Veröffentlicht am 30.12.2020, 10:21 Uhr

***“Genug ist Genug: Narzissmus, Egozentrik und emotionaler Missbrauch: Wie toxische Beziehungen entstehen – und wie Sie sich daraus lösen können“***
In meinen Büchern, Vorträgen und Interviews thematisiere ich viele Aspekte der menschlichen Psyche, darunter fallen auch besonders Persönlichkeits- und Beziehungsstrukturen. Viele Menschen geben mir die Rückmeldung, dass meine Erklärungen dieser Themen ihnen dabei geholfen haben, eigene Eigenschaften und Erlebnisse neu zu betrachten und zu reflektieren. Solche Rückmeldungen freuen mich natürlich sehr.
Ein Thema, das ich besonders im Rahmen meines Buches über „Sadisten“ (aus dem Jahr 2015) ausführlich behandelt habe, ist die psychologische Analyse ungesunder Beziehungen, populärwissenschaftlich gerne auch als „toxische Beziehungen“ bezeichnet. Wie der Begriff bereits nahelegt, kann die Beziehung mit einem toxisch wirkenden Partner kontinuierlich schädigen, ja sogar psychische Krankheitssymptome auslösen. Wie bei einer Vergiftung steht der Schaden in unmittelbarem Zusammenhang mit dem Kontakt zur toxisch wirkenden Person.
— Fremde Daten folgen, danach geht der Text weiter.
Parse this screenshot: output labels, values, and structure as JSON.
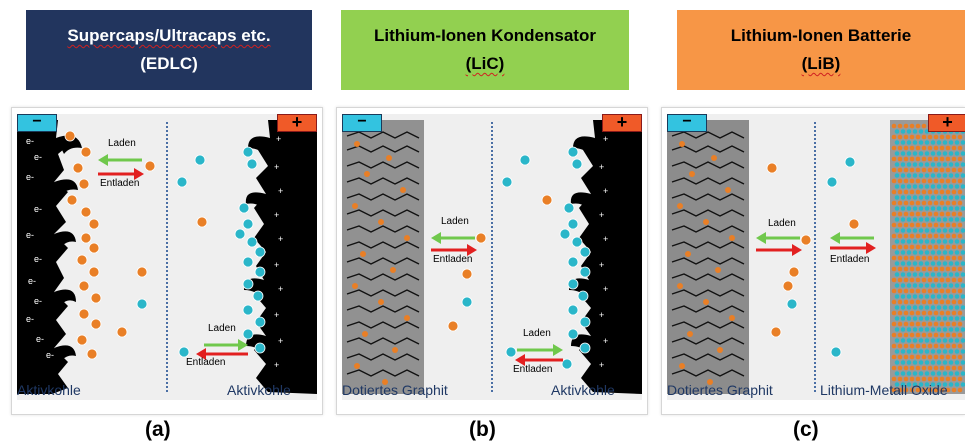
{
  "headers": {
    "edlc": {
      "line1": "Supercaps/Ultracaps etc.",
      "line2": "(EDLC)",
      "bg": "#22355e",
      "fg": "#ffffff"
    },
    "lic": {
      "line1": "Lithium-Ionen Kondensator",
      "line2": "(LiC)",
      "bg": "#92d050",
      "fg": "#000000"
    },
    "lib": {
      "line1": "Lithium-Ionen Batterie",
      "line2": "(LiB)",
      "bg": "#f79646",
      "fg": "#000000"
    }
  },
  "symbols": {
    "minus": "−",
    "plus": "+",
    "electron": "e-",
    "ion_plus": "+",
    "ion_minus": "−"
  },
  "arrows": {
    "charge": "Laden",
    "discharge": "Entladen"
  },
  "panels": {
    "a": {
      "left_caption": "Aktivkohle",
      "right_caption": "Aktivkohle",
      "label": "(a)"
    },
    "b": {
      "left_caption": "Dotiertes Graphit",
      "right_caption": "Aktivkohle",
      "label": "(b)"
    },
    "c": {
      "left_caption": "Dotiertes Graphit",
      "right_caption": "Lithium-Metall Oxide",
      "label": "(c)"
    }
  },
  "colors": {
    "cation": "#e97f26",
    "anion": "#2ab6c9",
    "charge_arrow": "#70c84c",
    "discharge_arrow": "#e22020",
    "minus_terminal": "#33c3e0",
    "plus_terminal": "#f05a28",
    "separator": "#4a6fa5",
    "caption": "#1f3864"
  }
}
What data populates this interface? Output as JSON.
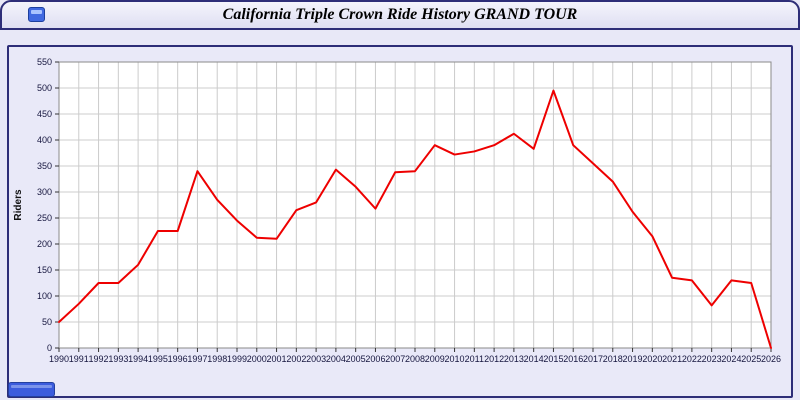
{
  "window": {
    "title": "California Triple Crown Ride History GRAND TOUR"
  },
  "colors": {
    "page_background": "#e8e8f7",
    "frame_border": "#2e2e78",
    "plot_background": "#ffffff",
    "plot_border": "#8a8a8a",
    "grid": "#cccccc",
    "tick_text": "#16163f",
    "tick_mark": "#333333",
    "axis_label_text": "#111111",
    "line": "#ee0000",
    "bottom_button": "#3c5cdd"
  },
  "chart_data": {
    "type": "line",
    "title": "California Triple Crown Ride History GRAND TOUR",
    "xlabel": "",
    "ylabel": "Riders",
    "legend": "none",
    "grid": true,
    "ylim": [
      0,
      550
    ],
    "ytick_step": 50,
    "line_color": "#ee0000",
    "years": [
      1990,
      1991,
      1992,
      1993,
      1994,
      1995,
      1996,
      1997,
      1998,
      1999,
      2000,
      2001,
      2002,
      2003,
      2004,
      2005,
      2006,
      2007,
      2008,
      2009,
      2010,
      2011,
      2012,
      2013,
      2014,
      2015,
      2016,
      2017,
      2018,
      2019,
      2020,
      2021,
      2022,
      2023,
      2024,
      2025,
      2026
    ],
    "series": [
      {
        "name": "Riders",
        "values": [
          50,
          85,
          125,
          125,
          160,
          225,
          225,
          340,
          285,
          245,
          212,
          210,
          265,
          280,
          343,
          310,
          268,
          338,
          340,
          390,
          372,
          378,
          390,
          412,
          383,
          495,
          390,
          355,
          320,
          262,
          215,
          135,
          130,
          82,
          130,
          125,
          0
        ]
      }
    ]
  }
}
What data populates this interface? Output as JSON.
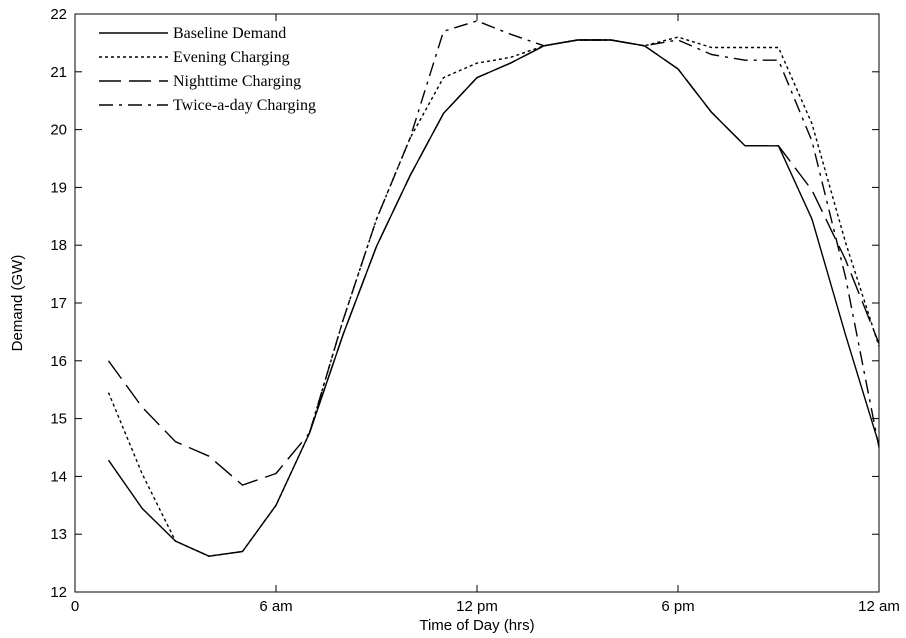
{
  "chart_data": {
    "type": "line",
    "title": "",
    "xlabel": "Time of Day (hrs)",
    "ylabel": "Demand (GW)",
    "xlim": [
      0,
      24
    ],
    "ylim": [
      12,
      22
    ],
    "xticks": [
      {
        "value": 0,
        "label": "0"
      },
      {
        "value": 6,
        "label": "6 am"
      },
      {
        "value": 12,
        "label": "12 pm"
      },
      {
        "value": 18,
        "label": "6 pm"
      },
      {
        "value": 24,
        "label": "12 am"
      }
    ],
    "yticks": [
      12,
      13,
      14,
      15,
      16,
      17,
      18,
      19,
      20,
      21,
      22
    ],
    "grid": false,
    "legend_position": "top-left",
    "x": [
      1,
      2,
      3,
      4,
      5,
      6,
      7,
      8,
      9,
      10,
      11,
      12,
      13,
      14,
      15,
      16,
      17,
      18,
      19,
      20,
      21,
      22,
      23,
      24
    ],
    "series": [
      {
        "name": "Baseline Demand",
        "dash": "solid",
        "values": [
          14.28,
          13.45,
          12.88,
          12.62,
          12.7,
          13.5,
          14.75,
          16.45,
          17.98,
          19.2,
          20.28,
          20.9,
          21.15,
          21.45,
          21.55,
          21.55,
          21.45,
          21.05,
          20.3,
          19.72,
          19.72,
          18.45,
          16.45,
          14.55
        ]
      },
      {
        "name": "Evening Charging",
        "dash": "dotted",
        "values": [
          15.45,
          14.05,
          12.88,
          12.62,
          12.7,
          13.5,
          14.75,
          16.7,
          18.45,
          19.85,
          20.9,
          21.15,
          21.25,
          21.45,
          21.55,
          21.55,
          21.45,
          21.6,
          21.42,
          21.42,
          21.42,
          20.1,
          18.05,
          16.25
        ]
      },
      {
        "name": "Nighttime Charging",
        "dash": "longdash",
        "values": [
          16.0,
          15.2,
          14.6,
          14.35,
          13.85,
          14.05,
          14.75,
          16.45,
          17.98,
          19.2,
          20.28,
          20.9,
          21.15,
          21.45,
          21.55,
          21.55,
          21.45,
          21.05,
          20.3,
          19.72,
          19.72,
          18.95,
          17.75,
          16.3
        ]
      },
      {
        "name": "Twice-a-day Charging",
        "dash": "dashdot",
        "values": [
          null,
          null,
          null,
          null,
          null,
          null,
          14.75,
          16.7,
          18.45,
          19.85,
          21.7,
          21.88,
          21.65,
          21.45,
          21.55,
          21.55,
          21.45,
          21.55,
          21.3,
          21.2,
          21.2,
          19.8,
          17.45,
          14.5
        ]
      }
    ]
  }
}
Nach einem endgültigen Kontaktabbruch können die emotionalen Wunden heilen und negativen Effekte dauerhaft verschwinden.
Eine solche Beziehung habe ich im Unterkapitel „Fifty Shades of Personality Disorder - Eine düstere Liebesgeschichte aus dem wahren Leben“ (S. 180 bis S. 217 im „Sadisten“-Buch) ausführlich dargestellt und beleuchtet. Das Kapitel spielt nicht zufällig auf die aus vielen Gründen inhaltlich fragwürdige „Fifty Shades“ Buch- und Filmreihe an.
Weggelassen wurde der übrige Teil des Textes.